Nós já perdemos muito tempo esperando melhoras na Estrada da Produção, que tem este nome por ser a principal ligação da chamada metade norte do Estado com sua capital, formando um grande corredor de escoamento da produção e de abastecimento das cidades. Mesmo a duplicação (ainda incompleta) entre Tabaí e Lajeado foi feita tardiamente. Se, em 2009, durante o governo Yeda Crusius, fosse permitida a extensão do contrato por 15 anos com as concessionárias (que ainda previa redução no preço) valendo a partir de 2013 (quando se encerraram os contratos), já poderíamos contar com uma estrada muito melhor. Tenho certeza de que vidas teriam sido salvas nesta que é uma das rodovias do país em que mais ocorrem acidentes com mortes.

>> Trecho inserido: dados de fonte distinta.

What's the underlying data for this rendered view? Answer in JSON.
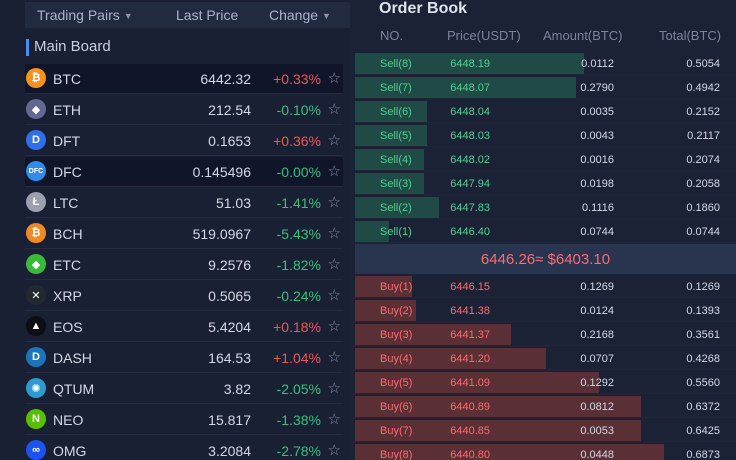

No fim das contas, por falta de entendimento, a então governadora devolveu a administração dos contratos de seis polos do Estado para a União. Era a melhor opção? Não sei. Mas é fato que, ao invés de estarmos agora discutindo se teremos pedágios por 20 ou 30 anos, faltaria menos de 12 anos para terminar o contrato prorrogado e a BR 386 estaria bem melhor.

É lógico que é importante buscar um contrato mais favorável para os usuários. A pressão já melhorou alguns pontos, como a redução de 12 para dois anos para que trechos comecem a ser duplicados. O que não pode é virar guerra política. Posturas como “não abrimos mão disto ou aquilo” não ajudam. Exigências fora da realidade também não, pois empresa nenhuma vai se interessar em investir em algo que não dê retorno. Esperar que o governo cuide das rodovias é de um otimismo fora da realidade. Neste momento, precisamos de menos palanque, menos intransigência e mais maleabilidade. Isto para quem realmente quer uma BR 386 melhor, é claro.